Probability two uniform distribution(0,1) = 2/9

Question

Two numbers are independently and uniformly chosen from the interval (0,1). What is the probability that the sum of the numbers is less than 1 and the product of the numbers is less than 2/9? (Note that both conditions hold simultaneously.)

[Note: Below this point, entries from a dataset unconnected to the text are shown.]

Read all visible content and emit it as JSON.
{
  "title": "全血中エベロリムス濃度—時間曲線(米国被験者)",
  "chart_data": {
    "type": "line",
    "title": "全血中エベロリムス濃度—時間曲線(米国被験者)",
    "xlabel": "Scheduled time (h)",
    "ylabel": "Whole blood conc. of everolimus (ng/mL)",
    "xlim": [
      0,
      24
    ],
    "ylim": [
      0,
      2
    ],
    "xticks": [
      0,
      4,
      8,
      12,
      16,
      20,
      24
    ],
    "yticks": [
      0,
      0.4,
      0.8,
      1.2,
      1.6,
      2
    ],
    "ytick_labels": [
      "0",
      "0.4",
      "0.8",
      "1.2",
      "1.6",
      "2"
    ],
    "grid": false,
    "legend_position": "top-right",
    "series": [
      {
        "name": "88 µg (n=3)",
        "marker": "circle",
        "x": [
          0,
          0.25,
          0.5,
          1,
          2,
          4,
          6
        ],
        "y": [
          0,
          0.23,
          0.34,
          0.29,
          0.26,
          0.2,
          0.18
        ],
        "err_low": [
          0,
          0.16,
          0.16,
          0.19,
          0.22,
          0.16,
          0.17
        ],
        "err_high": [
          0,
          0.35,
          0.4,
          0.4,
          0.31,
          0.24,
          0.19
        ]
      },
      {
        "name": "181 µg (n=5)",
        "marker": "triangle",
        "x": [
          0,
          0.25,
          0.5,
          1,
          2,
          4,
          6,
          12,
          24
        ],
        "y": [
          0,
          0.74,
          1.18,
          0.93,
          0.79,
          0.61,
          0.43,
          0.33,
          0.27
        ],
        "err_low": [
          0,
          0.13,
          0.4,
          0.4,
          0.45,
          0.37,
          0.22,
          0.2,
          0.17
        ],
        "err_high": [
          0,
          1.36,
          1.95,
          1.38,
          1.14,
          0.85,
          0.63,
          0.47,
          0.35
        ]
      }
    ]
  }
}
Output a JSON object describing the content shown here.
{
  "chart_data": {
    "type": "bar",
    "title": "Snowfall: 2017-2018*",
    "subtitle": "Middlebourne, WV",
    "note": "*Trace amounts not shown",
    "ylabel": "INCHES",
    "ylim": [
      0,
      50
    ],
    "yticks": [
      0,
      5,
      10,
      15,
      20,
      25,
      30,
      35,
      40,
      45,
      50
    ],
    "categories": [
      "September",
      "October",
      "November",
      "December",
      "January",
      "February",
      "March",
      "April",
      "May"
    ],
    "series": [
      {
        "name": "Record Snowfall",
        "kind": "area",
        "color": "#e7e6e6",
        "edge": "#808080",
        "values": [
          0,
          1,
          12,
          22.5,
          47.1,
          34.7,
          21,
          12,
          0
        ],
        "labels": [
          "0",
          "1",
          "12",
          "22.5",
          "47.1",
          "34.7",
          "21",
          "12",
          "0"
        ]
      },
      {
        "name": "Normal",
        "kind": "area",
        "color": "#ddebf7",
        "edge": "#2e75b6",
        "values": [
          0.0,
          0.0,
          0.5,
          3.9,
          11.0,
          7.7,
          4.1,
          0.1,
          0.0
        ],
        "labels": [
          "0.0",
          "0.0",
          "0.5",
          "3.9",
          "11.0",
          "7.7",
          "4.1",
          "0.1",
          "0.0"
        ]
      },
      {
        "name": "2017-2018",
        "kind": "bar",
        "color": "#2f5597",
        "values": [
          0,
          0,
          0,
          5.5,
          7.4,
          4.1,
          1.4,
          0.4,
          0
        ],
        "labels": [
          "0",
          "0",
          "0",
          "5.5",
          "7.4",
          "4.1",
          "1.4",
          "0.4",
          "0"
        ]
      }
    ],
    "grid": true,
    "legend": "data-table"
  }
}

Given than $n_1\sim\operatorname{uniform}(0,1)$ and $n_2\sim\operatorname{uniform}(0,1)$

$$Z = n_1\cdot n_2 \sim \operatorname{uniform}(0,1)$$

If $X\sim \operatorname U(0,1)$ then

$$P(X < x) = \frac{x-a}{b-a}$$ $$P\left(z < \frac{2}{9}\right) = \frac{\frac{2}{9}-0}{1-0} = \frac{2}{9}$$

Is this correct or am i making an error somewhere?

Answer 1

In other words, what is the area of the region in the square $0\le x\le 1,\,0\le y\le 1$ satisfying $x+y<1,\,xy<\tfrac29$? It's the double integral$$\begin{align}\int_0^1dx\int_0^{\min\left\{1-x,\,\tfrac{2}{9x}\right\}}dy&=\int_0^1dx\min\left\{1-x,\,\tfrac{2}{9x}\right\}\\&=\int_0^{1/3}(1-x)dx+\int_{1/3}^{2/3}\tfrac{2}{9x}dx+\int_{2/3}^1(1-x)dx\\&=\tfrac13+\tfrac29\ln2\\&\approx0.4874.\end{align}$$You'll want to double-check my arithmetic, but Monte Carlo agrees.